A situação grega atingiu um clima de suspeição, intriga,
bluff ou simplesmente de imposição a um conjunto de vencidos que liberta demónios
imprevisíveis. A caricatura cruel que circulou em alguns jornais europeus sobre
a peculiar relação da Chanceler alemã com a Grécia é sintomática do estado a
que se chegou na zona euro. Considero que esta caricatura é ainda mais ofensiva
do que a também divulgada imagem da Senhora Merkel em uniforme hitleriano. Mas
os demónios à solta não têm origem apenas nas diferentes formas de animosidade
para com a Alemanha. Eles libertam-se também no interior dos países mais
resistentes ao segundo resgate, que são além da Alemanha a Holanda e a Finlândia.
Tudo indica que o ponto de viragem foi atingido quando algumas dessas forças
resistentes ao segundo resgate interiorizaram que o default poderia ser
acomodado pela zona euro, o que é discutível, porque ninguém consegue antecipar
com este modelo de decisão e governança europeia se essa acomodação é ou não
possível. Um indicador fiável da fragilidade do modelo de decisão está na
delicada operação que subjaz ao segundo resgate, implicando a coordenação da
aprovação, em alguns países parlamentar, do resgate e a negociação praticamente
simultânea com os credores privados para um corte de 50% na dívida total grega.
Ousaria dizer que uma grande parte dos testemunhos
publicados na imprensa internacional sobre a inevitabilidade ou a possibilidade
de evitar o default grego provêm de gente com conflito de interesses acerca da
operação. O que também faz parte dos demónios libertados pela situação.
E para ajudar à confusão, circularam ontem e hoje as
primeiras notícias sobre fissuras no governo alemão acerca da inevitabilidade
do incumprimento grego. Ironia das ironias, a Senhora Merkel será no momento
atual o elemento do executivo alemão mais identificado com a viabilização de um
segundo resgate à economia grega, situando-se pelos vistos o Ministro das
Finanças Schäuble nos antípodas dessa posição. O que explicaria em parte a
conversa informal de Schäuble com Vítor Gaspar para os apanhados da TVI.
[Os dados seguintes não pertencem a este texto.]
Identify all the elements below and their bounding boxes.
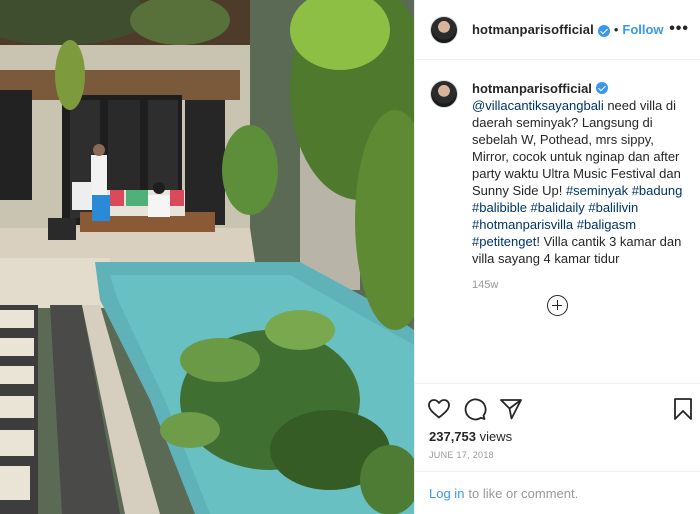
plus-circle-icon[interactable] xyxy=(547,295,568,316)
caption-avatar[interactable] xyxy=(430,80,458,108)
caption-verified-badge-icon xyxy=(595,82,608,94)
follow-button[interactable]: Follow xyxy=(622,22,663,37)
caption-username[interactable]: hotmanparisofficial xyxy=(472,81,592,96)
header-separator: • xyxy=(613,22,619,37)
caption-body: hotmanparisofficial @villacantiksayangba… xyxy=(472,80,692,294)
avatar[interactable] xyxy=(430,15,458,44)
post-header: hotmanparisofficial • Follow ••• xyxy=(415,0,700,60)
views-number: 237,753 xyxy=(429,429,476,444)
share-icon[interactable] xyxy=(499,397,523,421)
header-username[interactable]: hotmanparisofficial xyxy=(472,22,594,37)
caption-time-ago[interactable]: 145w xyxy=(472,277,692,294)
more-options-icon[interactable]: ••• xyxy=(669,21,689,37)
heart-icon[interactable] xyxy=(427,397,451,421)
verified-badge-icon xyxy=(597,24,610,37)
post-date[interactable]: June 17, 2018 xyxy=(429,450,494,460)
login-bar: Log in to like or comment. xyxy=(415,471,700,514)
views-count[interactable]: 237,753 views xyxy=(429,429,512,444)
villa-pool-photo xyxy=(0,0,414,514)
bookmark-icon[interactable] xyxy=(671,397,695,421)
post-actions: 237,753 views June 17, 2018 xyxy=(415,383,700,471)
caption-mention-link[interactable]: @villacantiksayangbali xyxy=(472,98,604,113)
post-media-image[interactable] xyxy=(0,0,414,514)
login-prompt-text: to like or comment. xyxy=(468,485,579,501)
post-side-panel: hotmanparisofficial • Follow ••• hotmanp… xyxy=(414,0,700,514)
views-label: views xyxy=(476,429,513,444)
login-link[interactable]: Log in xyxy=(429,486,464,501)
comment-icon[interactable] xyxy=(463,397,487,421)
action-buttons-row xyxy=(427,397,697,421)
caption-comment: hotmanparisofficial @villacantiksayangba… xyxy=(430,80,692,294)
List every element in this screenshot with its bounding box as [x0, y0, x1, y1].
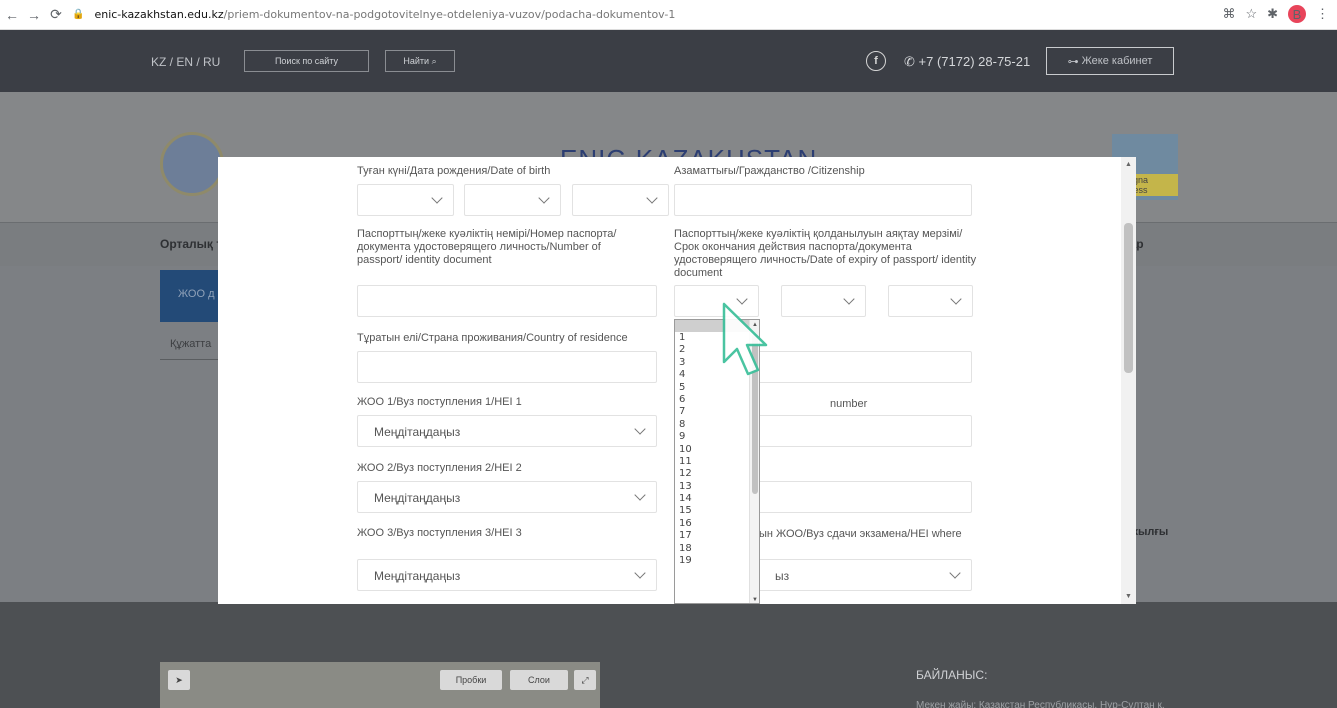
- hei1-select-value: Меңдітаңдаңыз: [374, 425, 461, 439]
- site-phone: ✆ +7 (7172) 28-75-21: [904, 54, 1030, 70]
- map-traffic-label: Пробки: [455, 675, 487, 685]
- dropdown-option[interactable]: 7: [675, 406, 759, 418]
- dob-year-select[interactable]: [572, 184, 669, 216]
- citizenship-input[interactable]: [674, 184, 972, 216]
- site-search-input[interactable]: Поиск по сайту: [244, 50, 369, 72]
- menu-dots-icon[interactable]: ⋮: [1316, 6, 1329, 22]
- facebook-icon[interactable]: f: [866, 51, 886, 71]
- map-locate-icon[interactable]: ➤: [168, 670, 190, 690]
- citizenship-label: Азаматтығы/Гражданство /Citizenship: [674, 165, 865, 177]
- contacts-heading: БАЙЛАНЫС:: [916, 668, 988, 682]
- language-switcher[interactable]: KZ / EN / RU: [151, 55, 220, 69]
- hei3-select[interactable]: Меңдітаңдаңыз: [357, 559, 657, 591]
- modal-scroll-thumb[interactable]: [1124, 223, 1133, 373]
- dropdown-option[interactable]: 18: [675, 543, 759, 555]
- dropdown-option[interactable]: 16: [675, 518, 759, 530]
- chevron-down-icon: [949, 567, 961, 579]
- map-traffic-button[interactable]: Пробки: [440, 670, 502, 690]
- mouse-pointer-icon: [722, 302, 768, 376]
- dropdown-option[interactable]: 17: [675, 530, 759, 542]
- scroll-up-icon[interactable]: ▲: [1125, 161, 1132, 168]
- reload-icon[interactable]: ⟳: [46, 5, 66, 25]
- side-menu-block[interactable]: ЖОО д: [160, 270, 220, 322]
- side-menu-documents[interactable]: Құжатта: [160, 330, 220, 360]
- dropdown-option[interactable]: 19: [675, 555, 759, 567]
- chevron-down-icon: [634, 489, 646, 501]
- emblem-logo: [160, 132, 224, 196]
- key-icon: ⊶: [1067, 55, 1079, 68]
- address-bar[interactable]: enic-kazakhstan.edu.kz/priem-dokumentov-…: [94, 8, 675, 21]
- chevron-down-icon: [634, 423, 646, 435]
- dropdown-option[interactable]: 8: [675, 419, 759, 431]
- map-fullscreen-icon[interactable]: ⤢: [574, 670, 596, 690]
- map-widget[interactable]: ➤ Пробки Слои ⤢: [160, 662, 600, 708]
- chevron-down-icon: [646, 192, 658, 204]
- puzzle-icon[interactable]: ✱: [1267, 6, 1278, 22]
- document-form-modal: Туған күні/Дата рождения/Date of birth П…: [218, 157, 1136, 604]
- search-button-label: Найти: [403, 56, 430, 66]
- cabinet-button[interactable]: ⊶ Жеке кабинет: [1046, 47, 1174, 75]
- dropdown-option[interactable]: 6: [675, 394, 759, 406]
- dropdown-option[interactable]: 12: [675, 468, 759, 480]
- hei2-select-value: Меңдітаңдаңыз: [374, 491, 461, 505]
- exam-hei-label: ын ЖОО/Вуз сдачи экзамена/HEI where: [759, 528, 962, 540]
- site-topbar: KZ / EN / RU Поиск по сайту Найти ⌕ f ✆ …: [0, 30, 1337, 92]
- dropdown-option[interactable]: 14: [675, 493, 759, 505]
- chevron-down-icon: [538, 192, 550, 204]
- residence-input[interactable]: [357, 351, 657, 383]
- dob-label: Туған күні/Дата рождения/Date of birth: [357, 165, 551, 177]
- passport-number-label: Паспорттың/жеке куәліктің немірі/Номер п…: [357, 228, 617, 266]
- contacts-address: Мекен жайы: Қазақстан Республикасы, Нұр-…: [916, 700, 1165, 708]
- expiry-month-select[interactable]: [781, 285, 866, 317]
- dropdown-option[interactable]: 11: [675, 456, 759, 468]
- browser-toolbar: ← → ⟳ 🔒 enic-kazakhstan.edu.kz/priem-dok…: [0, 0, 1337, 30]
- hei3-label: ЖОО 3/Вуз поступления 3/HEI 3: [357, 527, 522, 539]
- map-layers-button[interactable]: Слои: [510, 670, 568, 690]
- lock-icon[interactable]: 🔒: [72, 9, 84, 20]
- url-host: enic-kazakhstan.edu.kz: [94, 8, 224, 21]
- browser-actions: ⌘ ☆ ✱ B ⋮: [1222, 5, 1329, 23]
- extensions-icon[interactable]: ⌘: [1222, 6, 1235, 22]
- modal-scrollbar[interactable]: ▲ ▼: [1121, 157, 1136, 604]
- expiry-label: Паспорттың/жеке куәліктің қолданылуын ая…: [674, 228, 977, 279]
- chevron-down-icon: [843, 293, 855, 305]
- scroll-down-icon[interactable]: ▼: [752, 597, 758, 603]
- dropdown-option[interactable]: 15: [675, 505, 759, 517]
- hei2-select[interactable]: Меңдітаңдаңыз: [357, 481, 657, 513]
- residence-label: Тұратын елі/Страна проживания/Country of…: [357, 332, 628, 344]
- phone-number: +7 (7172) 28-75-21: [918, 54, 1031, 69]
- number-label: number: [830, 398, 868, 410]
- dob-month-select[interactable]: [464, 184, 561, 216]
- expiry-year-select[interactable]: [888, 285, 973, 317]
- hei1-select[interactable]: Меңдітаңдаңыз: [357, 415, 657, 447]
- site-search-button[interactable]: Найти ⌕: [385, 50, 455, 72]
- passport-number-input[interactable]: [357, 285, 657, 317]
- bookmark-star-icon[interactable]: ☆: [1245, 6, 1257, 22]
- exam-hei-select-value: ыз: [775, 569, 790, 583]
- dropdown-option[interactable]: 13: [675, 481, 759, 493]
- hei1-label: ЖОО 1/Вуз поступления 1/HEI 1: [357, 396, 522, 408]
- nav-item-center[interactable]: Орталық т: [160, 237, 222, 251]
- chevron-down-icon: [431, 192, 443, 204]
- cabinet-label: Жеке кабинет: [1081, 55, 1153, 67]
- site-footer: ➤ Пробки Слои ⤢ БАЙЛАНЫС: Мекен жайы: Қа…: [0, 602, 1337, 708]
- phone-icon: ✆: [904, 54, 915, 69]
- chevron-down-icon: [950, 293, 962, 305]
- forward-icon[interactable]: →: [24, 5, 44, 25]
- chevron-down-icon: [634, 567, 646, 579]
- map-layers-label: Слои: [528, 675, 550, 685]
- dropdown-option[interactable]: 10: [675, 444, 759, 456]
- scroll-down-icon[interactable]: ▼: [1125, 593, 1132, 600]
- url-path: /priem-dokumentov-na-podgotovitelnye-otd…: [223, 8, 676, 21]
- hei3-select-value: Меңдітаңдаңыз: [374, 569, 461, 583]
- dropdown-option[interactable]: 9: [675, 431, 759, 443]
- search-icon: ⌕: [431, 55, 437, 66]
- dob-day-select[interactable]: [357, 184, 454, 216]
- back-icon[interactable]: ←: [2, 5, 22, 25]
- hei2-label: ЖОО 2/Вуз поступления 2/HEI 2: [357, 462, 522, 474]
- profile-avatar[interactable]: B: [1288, 5, 1306, 23]
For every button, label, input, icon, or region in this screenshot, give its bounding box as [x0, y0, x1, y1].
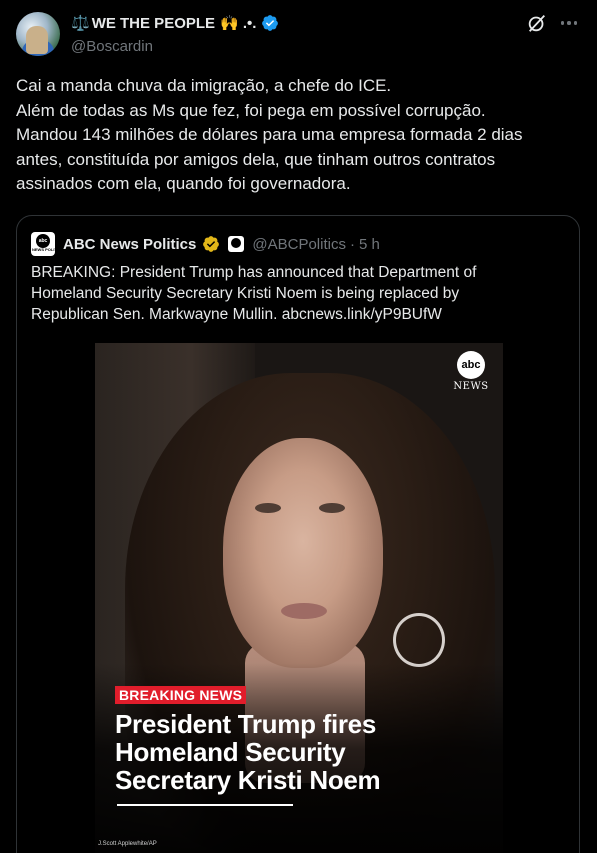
media-headline: President Trump fires Homeland Security …	[115, 710, 495, 794]
tweet-line: Além de todas as Ms que fez, foi pega em…	[16, 100, 486, 120]
grok-icon[interactable]	[526, 12, 548, 34]
tweet-line: antes, constituída por amigos dela, que …	[16, 149, 496, 169]
quoted-author-handle[interactable]: @ABCPolitics	[252, 236, 346, 253]
photo-earring	[393, 613, 445, 667]
scales-emoji: ⚖️	[71, 14, 90, 32]
verified-badge-icon	[262, 15, 279, 31]
name-suffix-emoji: 🙌 .•.	[220, 14, 257, 32]
author-handle[interactable]: @Boscardin	[71, 38, 153, 55]
photo-lips	[281, 603, 327, 619]
dot-separator: ·	[349, 235, 355, 253]
abc-logo-sub: NEWS POLITICS	[32, 247, 64, 252]
headline-line: Secretary Kristi Noem	[115, 765, 381, 795]
tweet-line: assinados com ela, quando foi governador…	[16, 174, 351, 193]
photo-credit: J.Scott Applewhite/AP	[98, 841, 157, 847]
affiliation-badge-icon	[228, 236, 245, 252]
tweet: ⚖️ WE THE PEOPLE 🙌 .•. @Boscardin Cai a …	[0, 0, 597, 853]
breaking-news-label: BREAKING NEWS	[115, 686, 247, 704]
quoted-author-name[interactable]: ABC News Politics	[63, 236, 196, 253]
quoted-line: BREAKING: President Trump has announced …	[31, 264, 477, 281]
photo-face	[223, 438, 383, 668]
author-name-row[interactable]: ⚖️ WE THE PEOPLE 🙌 .•.	[71, 14, 279, 32]
headline-underline	[117, 804, 293, 806]
quoted-media-image[interactable]: abc NEWS BREAKING NEWS President Trump f…	[95, 343, 503, 853]
verified-gold-badge-icon	[203, 236, 220, 252]
quoted-line: Homeland Security Secretary Kristi Noem …	[31, 285, 460, 302]
quoted-timestamp[interactable]: 5 h	[359, 236, 380, 253]
author-display-name[interactable]: WE THE PEOPLE	[92, 15, 215, 32]
quoted-line: Republican Sen. Markwayne Mullin. abcnew…	[31, 306, 442, 323]
headline-line: President Trump fires	[115, 709, 377, 739]
quoted-text: BREAKING: President Trump has announced …	[31, 262, 565, 325]
photo-eye-left	[255, 503, 281, 513]
avatar[interactable]	[16, 12, 60, 56]
quoted-header: abc NEWS POLITICS ABC News Politics @ABC…	[31, 232, 380, 256]
avatar-figure	[26, 26, 48, 54]
quoted-tweet[interactable]: abc NEWS POLITICS ABC News Politics @ABC…	[16, 215, 580, 853]
tweet-text: Cai a manda chuva da imigração, a chefe …	[16, 74, 582, 197]
abc-logo-ball: abc	[457, 351, 485, 379]
abc-news-politics-avatar[interactable]: abc NEWS POLITICS	[31, 232, 64, 256]
headline-line: Homeland Security	[115, 737, 346, 767]
abc-logo-ball: abc	[36, 234, 50, 248]
abc-news-logo: abc NEWS	[452, 351, 490, 392]
tweet-line: Cai a manda chuva da imigração, a chefe …	[16, 76, 392, 95]
tweet-line: Mandou 143 milhões de dólares para uma e…	[16, 125, 523, 144]
more-options-icon[interactable]	[558, 12, 580, 34]
photo-eye-right	[319, 503, 345, 513]
abc-logo-news: NEWS	[453, 381, 489, 392]
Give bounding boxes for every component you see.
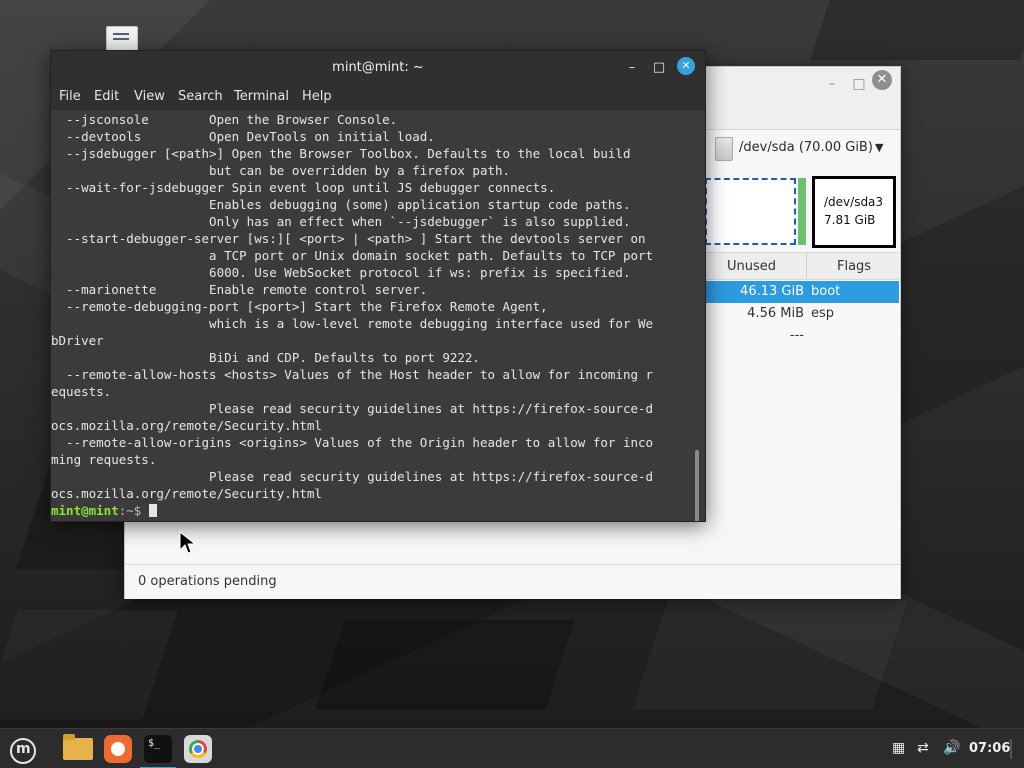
output-line: BiDi and CDP. Defaults to port 9222. <box>51 350 480 365</box>
desktop-computer-icon[interactable] <box>106 26 138 52</box>
menu-file[interactable]: File <box>59 89 81 104</box>
wallpaper-shape <box>810 0 1024 60</box>
taskbar: m $_ ▦ ⇄ 🔊 07:06 <box>0 728 1024 768</box>
linux-mint-icon: m <box>10 738 36 764</box>
volume-icon[interactable]: 🔊 <box>943 740 960 756</box>
status-bar: 0 operations pending <box>125 564 900 599</box>
output-line: Only has an effect when `--jsdebugger` i… <box>51 214 631 229</box>
taskbar-firefox[interactable] <box>100 732 136 766</box>
maximize-icon[interactable]: □ <box>648 58 670 78</box>
terminal-output[interactable]: --jsconsole Open the Browser Console. --… <box>51 110 705 521</box>
cell-flags: esp <box>811 306 835 321</box>
menu-view[interactable]: View <box>134 89 165 104</box>
prompt-line: mint@mint:~$ <box>51 502 157 519</box>
output-line: Enables debugging (some) application sta… <box>51 197 631 212</box>
hard-disk-icon <box>715 137 733 161</box>
menu-help[interactable]: Help <box>302 89 332 104</box>
table-row[interactable]: 4.56 MiB esp <box>705 303 899 325</box>
terminal-titlebar[interactable]: mint@mint: ~ – □ ✕ <box>51 51 705 85</box>
output-line: --jsconsole Open the Browser Console. <box>51 112 398 127</box>
output-line: which is a low-level remote debugging in… <box>51 316 654 331</box>
output-line: 6000. Use WebSocket protocol if ws: pref… <box>51 265 631 280</box>
maximize-icon[interactable]: □ <box>848 73 870 95</box>
output-line: --jsdebugger [<path>] Open the Browser T… <box>51 146 631 161</box>
output-line: --start-debugger-server [ws:][ <port> | … <box>51 231 646 246</box>
wallpaper-shape <box>632 600 908 710</box>
notes-icon[interactable]: ▦ <box>892 740 905 756</box>
folder-icon <box>63 734 93 760</box>
close-icon[interactable]: ✕ <box>872 70 892 90</box>
output-line: bDriver <box>51 333 104 348</box>
terminal-icon: $_ <box>144 735 172 763</box>
output-line: but can be overridden by a firefox path. <box>51 163 511 178</box>
cell-unused: --- <box>789 328 804 343</box>
menu-search[interactable]: Search <box>178 89 223 104</box>
menu-button[interactable]: m <box>2 732 38 766</box>
taskbar-terminal[interactable]: $_ <box>140 732 176 768</box>
text-cursor <box>148 504 157 517</box>
partition-block[interactable] <box>705 178 796 245</box>
table-row[interactable]: 46.13 GiB boot <box>705 281 899 303</box>
window-title: mint@mint: ~ <box>332 60 424 75</box>
output-line: Please read security guidelines at https… <box>51 401 654 416</box>
device-selector[interactable]: /dev/sda (70.00 GiB) ▼ <box>715 135 899 161</box>
partition-block-selected[interactable]: /dev/sda3 7.81 GiB <box>812 176 896 248</box>
cell-unused: 4.56 MiB <box>747 306 804 321</box>
output-line: ocs.mozilla.org/remote/Security.html <box>51 418 322 433</box>
output-line: --devtools Open DevTools on initial load… <box>51 129 435 144</box>
output-line: a TCP port or Unix domain socket path. D… <box>51 248 654 263</box>
output-line: ming requests. <box>51 452 157 467</box>
output-line: --marionette Enable remote control serve… <box>51 282 428 297</box>
operations-pending-label: 0 operations pending <box>138 574 277 589</box>
taskbar-files[interactable] <box>60 732 96 766</box>
partition-name: /dev/sda3 <box>824 195 884 209</box>
partition-size: 7.81 GiB <box>824 213 876 227</box>
menu-terminal[interactable]: Terminal <box>234 89 289 104</box>
output-line: --remote-debugging-port [<port>] Start t… <box>51 299 548 314</box>
cell-flags: boot <box>811 284 841 299</box>
minimize-icon[interactable]: – <box>621 58 643 78</box>
output-line: equests. <box>51 384 112 399</box>
chrome-icon <box>184 735 212 763</box>
output-line: Please read security guidelines at https… <box>51 469 654 484</box>
scrollbar[interactable] <box>695 450 699 521</box>
column-header-unused[interactable]: Unused <box>705 253 807 279</box>
taskbar-chrome[interactable] <box>180 732 216 766</box>
output-line: --remote-allow-hosts <hosts> Values of t… <box>51 367 654 382</box>
cell-unused: 46.13 GiB <box>740 284 804 299</box>
device-label: /dev/sda (70.00 GiB) <box>739 140 873 155</box>
terminal-window: mint@mint: ~ – □ ✕ File Edit View Search… <box>50 50 706 522</box>
partition-graph: /dev/sda3 7.81 GiB <box>705 176 900 248</box>
output-line: --remote-allow-origins <origins> Values … <box>51 435 654 450</box>
mouse-pointer-icon <box>179 531 197 554</box>
show-desktop-button[interactable] <box>1010 739 1012 759</box>
minimize-icon[interactable]: – <box>821 73 843 95</box>
clock[interactable]: 07:06 <box>969 741 1010 756</box>
output-line: --wait-for-jsdebugger Spin event loop un… <box>51 180 556 195</box>
wallpaper-shape <box>0 610 178 720</box>
output-line: ocs.mozilla.org/remote/Security.html <box>51 486 322 501</box>
column-header-flags[interactable]: Flags <box>807 253 899 279</box>
wallpaper-shape <box>315 620 575 710</box>
chevron-down-icon: ▼ <box>875 141 884 154</box>
partition-block-esp[interactable] <box>798 178 806 245</box>
table-row[interactable]: --- <box>705 325 899 347</box>
network-disconnected-icon[interactable]: ⇄ <box>917 740 929 756</box>
firefox-icon <box>104 735 132 763</box>
prompt-user: mint@mint <box>51 503 119 518</box>
close-icon[interactable]: ✕ <box>677 57 695 75</box>
menu-bar: File Edit View Search Terminal Help <box>51 85 705 110</box>
menu-edit[interactable]: Edit <box>94 89 119 104</box>
prompt-path: :~$ <box>118 503 149 518</box>
partition-table-header: Unused Flags <box>705 252 899 280</box>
Por contraponto, a conversa revelaria afinal da parte de Schäuble mais
do que o apoio a Portugal a desistência da Grécia. Os sucessivos termos
impostos à Grécia para um possível acordo de resgate traduzem a procura de um
compromisso entre essas tendências, a da desistência e a da ajuda fortemente
condicionada. Mas com estes demónios à solta os efeitos destas duas soluções para a população grega
mais exposta e fragilizada começam perigosamente a
aproximar-se. O que significa que o que essa população tem a perder com uma ou
outra solução começa a não ser substancialmente diferente. Imaginem as consequências
desta aproximação do ponto de vista da convulsão social.